Mönchengladbach. Eine Computerpanne bei der Stadtsparkasse Mönchengladbach hat in den vergangenen Wochen zu falschen negativen Schufa-Einträgen bei 70 Kunden geführt. Das räumte das Institut auf Nachfrage unserer Redaktion ein. "Aufgrund der Umstellung eines EDV-Verfahrens kam es bei der Datenmigration zu einem Übertragungsfehler, bei dem vereinzelt fehlerhafte Meldungen an die Schufa generiert und übertragen wurden", teilte die Stadtsparkasse Mönchengladbach mit. Daraufhin wurden in der Auskunftei, bei der etwa Mobilfunkanbieter, Kreditgeber oder auch Online-Händler die Bonität von Kunden erfragen, Negativeinträge für die betroffenen Kunden gefertigt - mit der Folge, dass diese plötzlich nicht mehr kreditwürdig waren. "Alle Fälle wurden schnell und unbürokratisch bereinigt, der Vorgang wurde komplett gelöscht", sagte ein Sprecher der Sparkasse. Von Andreas Gruhn

Die Folgen negativer Einträge bei einer Auskunftei wie der Schufa können gravierend sein. Der Mönchengladbacher Rechtsanwalt Siegfried Bönnen erfuhr von dem Negativeintrag, nachdem die Kreditkartenfirma American Express ihm nach 32 Jahren die Kreditkarte ohne Limit gekündigt hatte. "Ich habe zuerst an einen Online-Betrüger gedacht", sagt Bönnen, der vor der Meldung einen nahezu perfekten Basisscore-Wert von 99,4 Prozent hatte. Erst eine Selbstauskunft bei der Schufa offenbarte eine angeblich offene Forderung der Stadtsparkasse in Höhe von 252.312 Euro - also ein Negativeintrag. "Und das ist ein Ausschlusskriterium für das Geschäftsleben", sagt Pamela Wellmann, Juristin bei der Verbraucherzentrale NRW.
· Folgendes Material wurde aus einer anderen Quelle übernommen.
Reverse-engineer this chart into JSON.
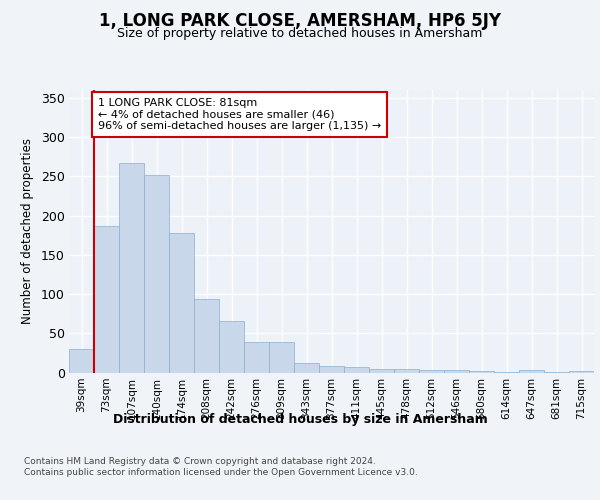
{
  "title": "1, LONG PARK CLOSE, AMERSHAM, HP6 5JY",
  "subtitle": "Size of property relative to detached houses in Amersham",
  "xlabel": "Distribution of detached houses by size in Amersham",
  "ylabel": "Number of detached properties",
  "bar_color": "#c8d8ea",
  "bar_edge_color": "#8ab0d0",
  "highlight_edge_color": "#cc0000",
  "annotation_box_edgecolor": "#cc0000",
  "categories": [
    "39sqm",
    "73sqm",
    "107sqm",
    "140sqm",
    "174sqm",
    "208sqm",
    "242sqm",
    "276sqm",
    "309sqm",
    "343sqm",
    "377sqm",
    "411sqm",
    "445sqm",
    "478sqm",
    "512sqm",
    "546sqm",
    "580sqm",
    "614sqm",
    "647sqm",
    "681sqm",
    "715sqm"
  ],
  "values": [
    30,
    187,
    267,
    252,
    178,
    94,
    65,
    39,
    39,
    12,
    8,
    7,
    5,
    5,
    3,
    3,
    2,
    1,
    3,
    1,
    2
  ],
  "highlight_bar_index": 1,
  "red_line_x": 0.5,
  "ylim": [
    0,
    360
  ],
  "yticks": [
    0,
    50,
    100,
    150,
    200,
    250,
    300,
    350
  ],
  "annotation_text": "1 LONG PARK CLOSE: 81sqm\n← 4% of detached houses are smaller (46)\n96% of semi-detached houses are larger (1,135) →",
  "footer_text": "Contains HM Land Registry data © Crown copyright and database right 2024.\nContains public sector information licensed under the Open Government Licence v3.0.",
  "background_color": "#f0f4f8",
  "plot_bg_color": "#edf2f8",
  "grid_color": "#ffffff"
}
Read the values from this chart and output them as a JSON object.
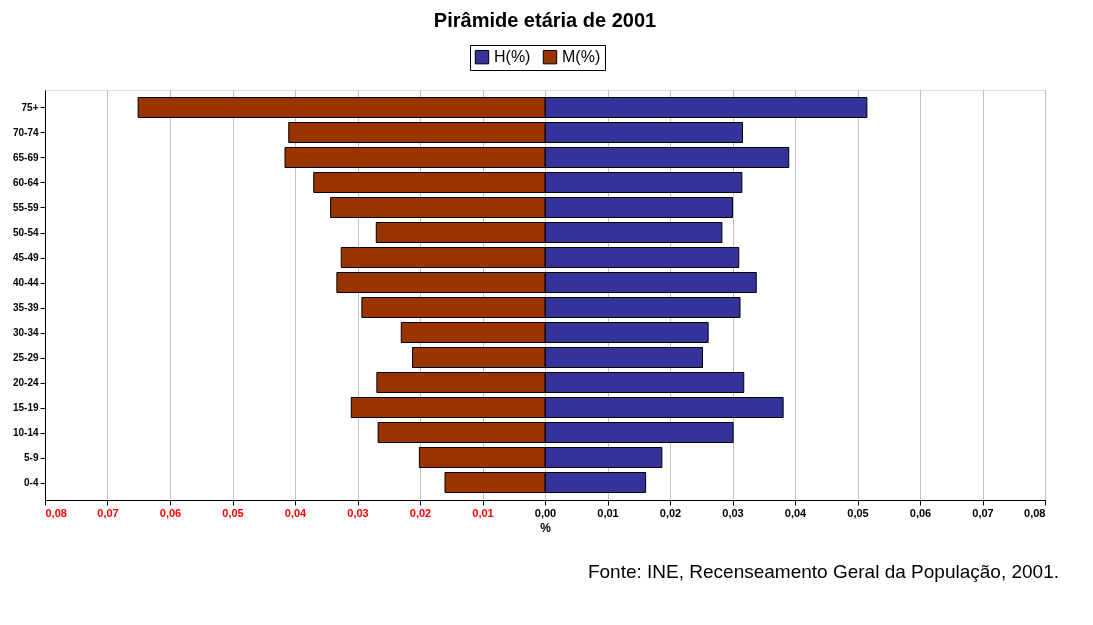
{
  "chart_data": {
    "type": "bar",
    "orientation": "horizontal",
    "title": "Pirâmide etária de 2001",
    "xlabel": "%",
    "categories": [
      "75+",
      "70-74",
      "65-69",
      "60-64",
      "55-59",
      "50-54",
      "45-49",
      "40-44",
      "35-39",
      "30-34",
      "25-29",
      "20-24",
      "15-19",
      "10-14",
      "5-9",
      "0-4"
    ],
    "series": [
      {
        "name": "H(%)",
        "color": "#333399",
        "values": [
          0.0515,
          0.0316,
          0.039,
          0.0315,
          0.03,
          0.0283,
          0.031,
          0.0338,
          0.0312,
          0.0261,
          0.0252,
          0.0318,
          0.0381,
          0.0301,
          0.0187,
          0.0161
        ]
      },
      {
        "name": "M(%)",
        "color": "#993300",
        "values": [
          -0.0651,
          -0.041,
          -0.0416,
          -0.037,
          -0.0343,
          -0.027,
          -0.0326,
          -0.0333,
          -0.0293,
          -0.023,
          -0.0212,
          -0.0269,
          -0.031,
          -0.0267,
          -0.0201,
          -0.016
        ]
      }
    ],
    "xlim": [
      -0.08,
      0.08
    ],
    "xticks": [
      {
        "value": -0.08,
        "label": "0,08"
      },
      {
        "value": -0.07,
        "label": "0,07"
      },
      {
        "value": -0.06,
        "label": "0,06"
      },
      {
        "value": -0.05,
        "label": "0,05"
      },
      {
        "value": -0.04,
        "label": "0,04"
      },
      {
        "value": -0.03,
        "label": "0,03"
      },
      {
        "value": -0.02,
        "label": "0,02"
      },
      {
        "value": -0.01,
        "label": "0,01"
      },
      {
        "value": 0,
        "label": "0,00"
      },
      {
        "value": 0.01,
        "label": "0,01"
      },
      {
        "value": 0.02,
        "label": "0,02"
      },
      {
        "value": 0.03,
        "label": "0,03"
      },
      {
        "value": 0.04,
        "label": "0,04"
      },
      {
        "value": 0.05,
        "label": "0,05"
      },
      {
        "value": 0.06,
        "label": "0,06"
      },
      {
        "value": 0.07,
        "label": "0,07"
      },
      {
        "value": 0.08,
        "label": "0,08"
      }
    ],
    "grid": "x",
    "legend": "top",
    "stacked": true,
    "annotations": [
      "Fonte: INE, Recenseamento Geral da População, 2001."
    ]
  }
}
Obwohl Bönnen seit 2009 gar nicht mehr Kunde der Sparkasse ist, konnte er plötzlich keine Reisen mehr zu Klienten und Mandanten buchen. Seine Hausbank, die Volksbank, strich den Kreditrahmen. Die Sparkasse betont nun: "Wir haben den Fehler unverzüglich behoben und die rückstandslose Löschung aller falschen Meldungen bei der Schufa unverzüglich veranlasst."

Eine Studie des Bundesministeriums für Verbraucherschutz hatte bereits 2009 alarmierende Zahlen fehlerhafter Datensätze bei den Auskunfteien festgestellt. Seitdem kann jeder Verbraucher einmal im Jahr seine Daten kostenfrei einsehen und Fehler korrigieren lassen. "Wir raten dringend dazu, die Daten jedes Jahr zu überprüfen", sagt Verbraucherschützerin Wellmann. "Man hat ein Recht auf Löschen fehlerhafter Daten."